Rochester, NY — The Eastman Chorale, a select graduate and undergraduate ensemble of 60 voices from the Eastman School of Music conducted by William Weinert, is preparing for a fascinating three-concert tour from February 17-19, 2005. The concert program reflects contrasts and extremes of emotion, place and time, in both sacred and secular settings.

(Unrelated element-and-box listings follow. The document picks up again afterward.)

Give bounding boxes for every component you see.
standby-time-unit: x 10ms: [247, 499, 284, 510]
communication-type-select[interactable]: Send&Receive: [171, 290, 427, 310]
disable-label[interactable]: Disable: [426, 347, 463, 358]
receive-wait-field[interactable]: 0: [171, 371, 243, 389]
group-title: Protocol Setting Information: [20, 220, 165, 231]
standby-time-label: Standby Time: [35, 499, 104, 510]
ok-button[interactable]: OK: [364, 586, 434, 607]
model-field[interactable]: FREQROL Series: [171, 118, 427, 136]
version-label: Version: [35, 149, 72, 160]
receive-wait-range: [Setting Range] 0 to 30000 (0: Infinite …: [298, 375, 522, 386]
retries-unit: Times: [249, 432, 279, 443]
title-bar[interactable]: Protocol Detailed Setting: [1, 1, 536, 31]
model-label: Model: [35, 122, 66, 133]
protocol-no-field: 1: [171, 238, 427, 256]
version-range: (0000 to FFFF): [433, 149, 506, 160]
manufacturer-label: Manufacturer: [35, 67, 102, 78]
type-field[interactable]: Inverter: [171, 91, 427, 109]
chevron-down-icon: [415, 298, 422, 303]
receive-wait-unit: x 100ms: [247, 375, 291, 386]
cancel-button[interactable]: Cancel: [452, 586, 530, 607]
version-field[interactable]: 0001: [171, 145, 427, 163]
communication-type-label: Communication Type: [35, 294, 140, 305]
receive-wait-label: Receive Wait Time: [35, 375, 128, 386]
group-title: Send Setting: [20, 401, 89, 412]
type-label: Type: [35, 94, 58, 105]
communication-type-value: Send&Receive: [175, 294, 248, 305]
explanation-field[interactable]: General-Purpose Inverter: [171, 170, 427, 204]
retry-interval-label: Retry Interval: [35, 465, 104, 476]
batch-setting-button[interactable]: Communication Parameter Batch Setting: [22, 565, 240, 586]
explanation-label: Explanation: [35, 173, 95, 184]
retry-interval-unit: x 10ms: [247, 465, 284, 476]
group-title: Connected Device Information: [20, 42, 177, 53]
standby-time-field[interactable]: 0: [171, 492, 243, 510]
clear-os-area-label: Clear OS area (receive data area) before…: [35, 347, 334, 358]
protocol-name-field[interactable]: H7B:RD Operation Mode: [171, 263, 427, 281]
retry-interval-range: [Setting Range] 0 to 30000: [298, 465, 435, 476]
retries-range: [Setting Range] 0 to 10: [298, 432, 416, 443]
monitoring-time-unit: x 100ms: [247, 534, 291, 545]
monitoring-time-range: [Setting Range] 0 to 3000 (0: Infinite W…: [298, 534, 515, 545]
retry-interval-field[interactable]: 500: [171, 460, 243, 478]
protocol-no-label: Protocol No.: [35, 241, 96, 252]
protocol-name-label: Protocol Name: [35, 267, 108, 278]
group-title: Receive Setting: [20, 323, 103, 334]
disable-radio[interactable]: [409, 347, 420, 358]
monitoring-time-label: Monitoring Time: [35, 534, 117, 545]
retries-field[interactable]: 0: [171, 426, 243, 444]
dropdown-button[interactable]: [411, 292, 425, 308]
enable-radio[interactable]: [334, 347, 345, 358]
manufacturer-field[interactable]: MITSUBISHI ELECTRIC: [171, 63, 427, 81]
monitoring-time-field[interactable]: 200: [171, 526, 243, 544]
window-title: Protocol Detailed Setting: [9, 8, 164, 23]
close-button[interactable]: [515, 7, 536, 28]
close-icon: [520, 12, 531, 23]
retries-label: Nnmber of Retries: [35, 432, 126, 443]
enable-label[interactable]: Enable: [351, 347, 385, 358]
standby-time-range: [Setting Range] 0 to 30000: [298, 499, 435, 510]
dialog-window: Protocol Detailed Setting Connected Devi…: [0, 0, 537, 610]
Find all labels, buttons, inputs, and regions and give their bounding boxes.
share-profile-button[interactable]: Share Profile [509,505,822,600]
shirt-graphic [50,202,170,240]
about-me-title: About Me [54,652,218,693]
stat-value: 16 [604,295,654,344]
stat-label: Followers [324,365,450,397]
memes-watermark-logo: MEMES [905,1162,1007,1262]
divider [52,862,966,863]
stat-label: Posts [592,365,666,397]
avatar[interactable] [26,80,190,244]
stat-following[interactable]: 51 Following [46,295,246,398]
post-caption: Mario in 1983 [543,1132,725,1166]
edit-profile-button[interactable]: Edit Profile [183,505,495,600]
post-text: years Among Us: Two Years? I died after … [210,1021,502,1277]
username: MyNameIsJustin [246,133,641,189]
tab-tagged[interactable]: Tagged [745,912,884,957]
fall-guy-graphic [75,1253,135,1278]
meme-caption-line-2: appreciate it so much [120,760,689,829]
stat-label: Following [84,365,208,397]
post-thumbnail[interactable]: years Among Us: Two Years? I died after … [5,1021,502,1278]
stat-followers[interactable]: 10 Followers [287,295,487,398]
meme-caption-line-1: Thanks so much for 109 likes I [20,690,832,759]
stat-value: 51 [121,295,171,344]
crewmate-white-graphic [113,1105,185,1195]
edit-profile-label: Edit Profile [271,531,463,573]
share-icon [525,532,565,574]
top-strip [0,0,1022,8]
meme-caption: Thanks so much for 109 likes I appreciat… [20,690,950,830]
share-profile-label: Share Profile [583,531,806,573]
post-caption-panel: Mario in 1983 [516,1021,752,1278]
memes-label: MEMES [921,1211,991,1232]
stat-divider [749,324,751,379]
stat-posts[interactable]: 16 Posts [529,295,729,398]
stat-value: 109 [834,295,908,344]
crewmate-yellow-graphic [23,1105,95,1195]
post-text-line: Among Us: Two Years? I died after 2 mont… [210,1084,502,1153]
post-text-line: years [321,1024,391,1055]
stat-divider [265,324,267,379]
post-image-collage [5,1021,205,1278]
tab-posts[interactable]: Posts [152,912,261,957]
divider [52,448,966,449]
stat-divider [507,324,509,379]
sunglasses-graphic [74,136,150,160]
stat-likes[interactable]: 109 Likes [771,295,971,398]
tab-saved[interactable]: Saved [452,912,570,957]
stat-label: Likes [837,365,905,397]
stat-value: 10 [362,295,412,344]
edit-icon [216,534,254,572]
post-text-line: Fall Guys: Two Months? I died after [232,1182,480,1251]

The works — by over a dozen composers through three millennia — range from lamentation to rejoicing, from earth to sky, heaven to hell, and night to day. Highlights of the concerts include New Zealand composer Christopher Marshall’s A Voice from Heaven (2004) with text by the medieval German abbess Hildegard von Bingen describing her mystical visions. The work was part of a joint commission by 26 choirs from New Zealand and the United States, and was premiered by the Eastman Chorale in November 2004. Contrasting the heavenly vision is …a riveder le stelle by Swedish composer Ingvar Lidhom, which draws on a moving passage of the final canto of Dante’s Inferno. After the long enumeration of the torments of Hell that make up the body of the poem, Dante and his guide Virgil re-emerge from the underworld, “again to see the stars.” The work — a choral tone poem — is a major landmark among choral works of recent decades. The lovely and rarely performed 1944 Cade la sera by Ildebrando Pizzetti sets a lyric poem of D’Annunzio depicting evening falling over the Arno River in Tuscany. Cleveland audiences will be interested to hear Andrew Rindfleisch’s Psalm, a setting of two well-known verses from Psalm 126. Rindfleisch is composition professor at Cleveland State University.
All concerts are free and open to the public. The tour schedule is as follows:
- Thursday, February 17 at 7:30 p.m., First Presbyterian Church, 130 Main Street; Wellsboro, Pennsylvania. A freewill offering will be collected.
- Friday, February 18 at 8:00 p.m., Drinko Recital Hall at Cleveland State University, 121 Euclid Avenue, Cleveland, Ohio.
- Saturday, February 19 at 7:30 p.m., Westminster Presbyterian Church (2040 Washington Road), Pittsburgh, Pennsylvania.
Since 1994, William Weinert has served as director of choral activities at the Eastman School, where he conducts the Eastman Chorale and the Eastman-Rochester Chorus, as well as supervises students in the master’s and doctoral programs in choral conducting. Co-chair of Eastman’s conducting and ensembles department, Weinert has conducted throughout the country and in France, Germany, and Hong Kong. Since 1998, he has been editor of the American Choral Review.